Reddy received her Ph.D. in anthropology from the University of Michigan in 2020 and is currently working on her Mind Brain Behavior postdoctoral fellow through Harvard University. She plans to continue her current research and is also writing a fictional, coming-of-age novel about chimpanzees.
“I’m trying to study chimps and bonobos, and trying to understand what we can learn about human mental health from studying them and the kinds of things that are emotionally challenging for them,” Reddy said. “Particularly, I’m focused on adolescent life period, but I study them at all ages.”
Through her involvement at YAC, Reddy has acquired many skills and gained experiences that have had long-term benefits for her.
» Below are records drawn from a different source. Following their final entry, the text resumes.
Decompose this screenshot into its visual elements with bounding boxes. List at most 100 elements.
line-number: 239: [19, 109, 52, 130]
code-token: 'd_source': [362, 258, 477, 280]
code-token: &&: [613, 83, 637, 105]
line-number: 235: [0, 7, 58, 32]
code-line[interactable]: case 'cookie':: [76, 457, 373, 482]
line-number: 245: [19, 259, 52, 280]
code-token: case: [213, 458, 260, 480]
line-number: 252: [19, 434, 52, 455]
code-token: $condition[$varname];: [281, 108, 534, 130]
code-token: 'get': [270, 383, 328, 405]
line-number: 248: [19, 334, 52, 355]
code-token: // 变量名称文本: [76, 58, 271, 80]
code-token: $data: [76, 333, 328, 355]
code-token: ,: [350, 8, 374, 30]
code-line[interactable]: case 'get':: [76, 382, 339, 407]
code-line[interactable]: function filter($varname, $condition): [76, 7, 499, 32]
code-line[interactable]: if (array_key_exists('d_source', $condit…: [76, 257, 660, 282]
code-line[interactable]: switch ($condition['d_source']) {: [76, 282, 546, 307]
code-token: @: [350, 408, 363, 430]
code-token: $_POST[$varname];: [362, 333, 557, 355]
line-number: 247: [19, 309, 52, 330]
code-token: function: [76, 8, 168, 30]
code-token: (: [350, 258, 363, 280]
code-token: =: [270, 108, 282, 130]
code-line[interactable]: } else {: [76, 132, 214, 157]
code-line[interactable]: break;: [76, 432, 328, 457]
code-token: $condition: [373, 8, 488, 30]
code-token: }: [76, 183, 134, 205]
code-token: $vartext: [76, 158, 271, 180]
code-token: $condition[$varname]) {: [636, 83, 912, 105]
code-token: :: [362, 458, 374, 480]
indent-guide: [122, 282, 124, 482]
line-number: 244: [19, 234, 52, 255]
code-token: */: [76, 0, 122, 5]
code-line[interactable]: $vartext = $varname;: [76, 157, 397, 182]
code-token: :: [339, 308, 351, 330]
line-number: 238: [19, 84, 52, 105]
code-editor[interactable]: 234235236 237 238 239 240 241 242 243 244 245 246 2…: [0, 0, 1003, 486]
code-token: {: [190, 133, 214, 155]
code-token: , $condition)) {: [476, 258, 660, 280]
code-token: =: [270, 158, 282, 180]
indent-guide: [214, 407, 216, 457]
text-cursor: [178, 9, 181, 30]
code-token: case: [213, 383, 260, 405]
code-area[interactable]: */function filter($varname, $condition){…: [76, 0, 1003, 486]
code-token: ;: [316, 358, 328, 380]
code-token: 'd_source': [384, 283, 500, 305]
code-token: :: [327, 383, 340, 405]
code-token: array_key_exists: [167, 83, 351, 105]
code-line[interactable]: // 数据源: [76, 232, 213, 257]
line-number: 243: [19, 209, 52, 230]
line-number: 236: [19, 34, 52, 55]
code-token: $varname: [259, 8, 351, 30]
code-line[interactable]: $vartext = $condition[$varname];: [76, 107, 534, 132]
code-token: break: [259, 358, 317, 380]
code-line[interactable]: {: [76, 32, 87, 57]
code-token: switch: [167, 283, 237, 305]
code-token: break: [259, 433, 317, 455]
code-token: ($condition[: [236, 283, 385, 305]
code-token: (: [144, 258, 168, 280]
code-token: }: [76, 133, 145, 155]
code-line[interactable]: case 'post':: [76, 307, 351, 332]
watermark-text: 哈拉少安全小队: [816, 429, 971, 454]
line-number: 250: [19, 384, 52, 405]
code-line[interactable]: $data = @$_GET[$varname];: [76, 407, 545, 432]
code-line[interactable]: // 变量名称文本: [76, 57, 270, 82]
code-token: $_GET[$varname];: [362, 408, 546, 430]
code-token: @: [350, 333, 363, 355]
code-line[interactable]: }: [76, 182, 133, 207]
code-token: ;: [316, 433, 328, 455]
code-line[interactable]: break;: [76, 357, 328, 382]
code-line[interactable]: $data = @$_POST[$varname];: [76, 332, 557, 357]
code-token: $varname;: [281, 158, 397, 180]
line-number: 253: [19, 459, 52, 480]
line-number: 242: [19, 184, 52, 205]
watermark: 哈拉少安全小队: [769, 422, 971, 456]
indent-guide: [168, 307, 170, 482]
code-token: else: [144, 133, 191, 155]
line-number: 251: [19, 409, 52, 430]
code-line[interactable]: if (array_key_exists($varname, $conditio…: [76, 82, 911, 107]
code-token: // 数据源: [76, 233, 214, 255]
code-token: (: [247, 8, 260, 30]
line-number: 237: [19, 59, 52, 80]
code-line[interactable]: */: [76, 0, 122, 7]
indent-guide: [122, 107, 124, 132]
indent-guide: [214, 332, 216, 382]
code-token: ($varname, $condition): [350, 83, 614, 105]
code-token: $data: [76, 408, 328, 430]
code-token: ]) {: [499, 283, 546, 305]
She uses these skills and experiences in her everyday life.
“A part of it that is really connected to me now is that we would review grants,” Reddy said. “That’s still a huge part of my life, writing grants.”
Reddy said it was an empowering experience and helped her learn about different perspectives and problem solve as a group. She encourages young adults to get involved in YAC and to gain the most from the experience, she suggests taking the time to listen.
“There are just so many problems in the world and they’re very difficult to solve, but I think the main way to do that is to just listen, learn, observe, and become as informed as you can,” Reddy said. “In doing that, you’ll start to learn about and come up with ideas about actions to take.”